Coming back to compilers, there are projects like the PUGS project, led by the incredible Autrijus Tang, in which unit tests are given a very high priority. I couldn't find any references to the PUGS design "evolving" out of the TDD cycle however. It seems as if they build up a suite of programmer written tests and run it frequently.I can see how that practice would be valuable in any project. Accumulating tests and an "automated build" are the practices I retained from my "agile" years. AFAIK the pugs folks don't do "TDD", expecting the design to emerge automagically.

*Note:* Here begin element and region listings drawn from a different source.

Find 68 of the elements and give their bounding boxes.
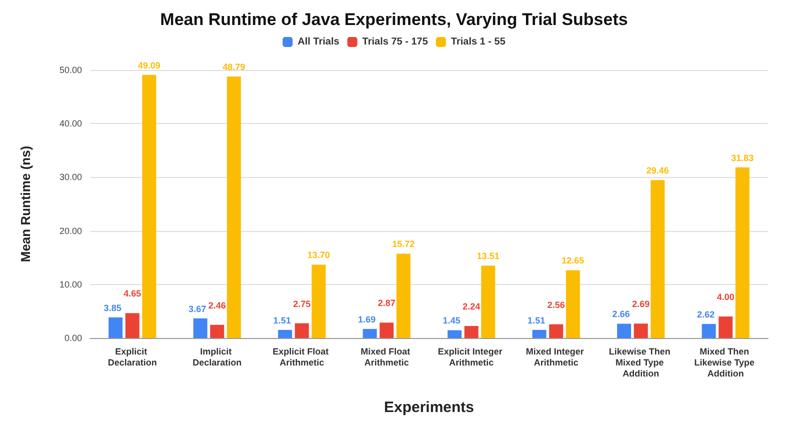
bar	[549, 324, 564, 338]
bar	[617, 324, 632, 338]
x-tick-label: Explicit Integer Arithmetic	[438, 346, 505, 368]
y-tick-label: 40.00	[59, 118, 82, 129]
bar	[702, 324, 716, 338]
x-tick-label: Explicit Declaration	[108, 346, 157, 368]
data-label: 2.56	[547, 300, 565, 310]
x-tick-label: Mixed Integer Arithmetic	[526, 346, 586, 368]
y-tick-label: 30.00	[59, 172, 82, 182]
bar	[312, 264, 326, 338]
data-label: 3.67	[188, 304, 206, 314]
data-label: 15.72	[392, 239, 415, 250]
bar	[362, 328, 377, 338]
data-label: 2.46	[208, 300, 226, 310]
data-label: 13.51	[476, 251, 500, 262]
bar	[464, 326, 478, 338]
data-label: 12.65	[562, 256, 584, 266]
x-tick-label: Explicit Float Arithmetic	[272, 346, 332, 368]
bar	[142, 74, 156, 338]
bar	[634, 324, 648, 338]
chart-title: Mean Runtime of Java Experiments, Varying Trial Subsets	[160, 10, 628, 29]
data-label: 2.24	[462, 301, 480, 312]
bar	[125, 313, 140, 338]
data-label: 2.75	[293, 298, 311, 309]
bar	[718, 316, 733, 338]
y-tick-label: 0.00	[64, 333, 82, 343]
x-axis-title: Experiments	[384, 399, 474, 416]
data-label: 1.69	[358, 314, 376, 324]
y-tick-label: 20.00	[59, 226, 82, 236]
bar	[380, 322, 394, 338]
bar	[294, 323, 309, 338]
data-label: 29.46	[646, 166, 669, 176]
bar	[650, 180, 665, 338]
bar	[735, 167, 750, 338]
data-label: 48.79	[222, 62, 246, 72]
legend-label: Trials 75 - 175	[362, 36, 428, 48]
data-label: 1.45	[442, 316, 460, 326]
bar	[532, 330, 546, 338]
bar	[193, 318, 208, 338]
data-label: 2.69	[632, 299, 650, 310]
bar	[448, 330, 462, 338]
data-label: 2.66	[612, 309, 630, 320]
x-tick-label: Likewise Then Mixed Type Addition	[608, 346, 673, 378]
data-label: 3.85	[104, 302, 122, 313]
data-label: 49.09	[138, 60, 160, 70]
y-tick-label: 10.00	[59, 279, 82, 290]
bar	[226, 76, 241, 338]
data-label: 13.70	[307, 250, 330, 260]
bar	[566, 270, 580, 338]
bar	[396, 254, 410, 338]
y-tick-label: 50.00	[59, 65, 82, 75]
data-label: 4.65	[124, 288, 142, 299]
legend-label: Trials 1 - 55	[450, 36, 506, 48]
x-tick-label: Mixed Then Likewise Type Addition	[694, 346, 758, 378]
bar	[481, 266, 496, 338]
bar	[108, 317, 123, 338]
data-label: 31.83	[731, 152, 754, 163]
x-tick-label: Implicit Declaration	[192, 346, 242, 368]
data-label: 2.87	[378, 298, 396, 308]
data-label: 1.51	[528, 315, 546, 326]
bar	[210, 324, 224, 338]
bar	[278, 330, 292, 338]
data-label: 2.62	[697, 309, 715, 320]
y-axis-title: Mean Runtime (ns)	[18, 146, 33, 262]
x-tick-label: Mixed Float Arithmetic	[360, 346, 413, 368]
data-label: 4.00	[716, 292, 734, 302]
data-label: 1.51	[273, 315, 291, 326]
legend-label: All Trials	[298, 36, 340, 48]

This whole idea of "emergent design" (through TDD grinding) smacks of laziness, ignorance and incompetence. Maybe if you are doing a web->db->web "enterprise" project you can hope for the TDD "emergence" to give you a good design, (well, it will give you a design :-P) but I would be very surprised if it worked for complex software like compilers, operating systems, transaction monitors etc. Maybe we should perusade Linus to "TDD" the Linux kernel. TDD-ShmeeDeeDee! Bah! :P
Update: Via Jason Yip's post, Richard Feynman's brilliant speech exposes what exactly is wrong with the practice of "Agile" today. An excerpt
I think the educational and psychological studies I mentioned are examples of what I would like to call cargo cult science. In the South Seas there is a cargo cult of people. During the war they saw airplanes with lots of good materials, and they want the same thing to happen now. So they've arranged to make things like runways, to put fires along the sides of the runways, to make a wooden hut for a man to sit in, with two wooden pieces on his head to headphones and bars of bamboo sticking out like antennas--he's the controller--and they wait for the airplanes to land. They're doing everything right. The form is perfect. It looks exactly the way it looked before. But it doesn't work. No airplanes land. So I call these things cargo cult science, because they follow all the apparent precepts and forms of scientific investigation, but they're missing something essential, because the planes don't land.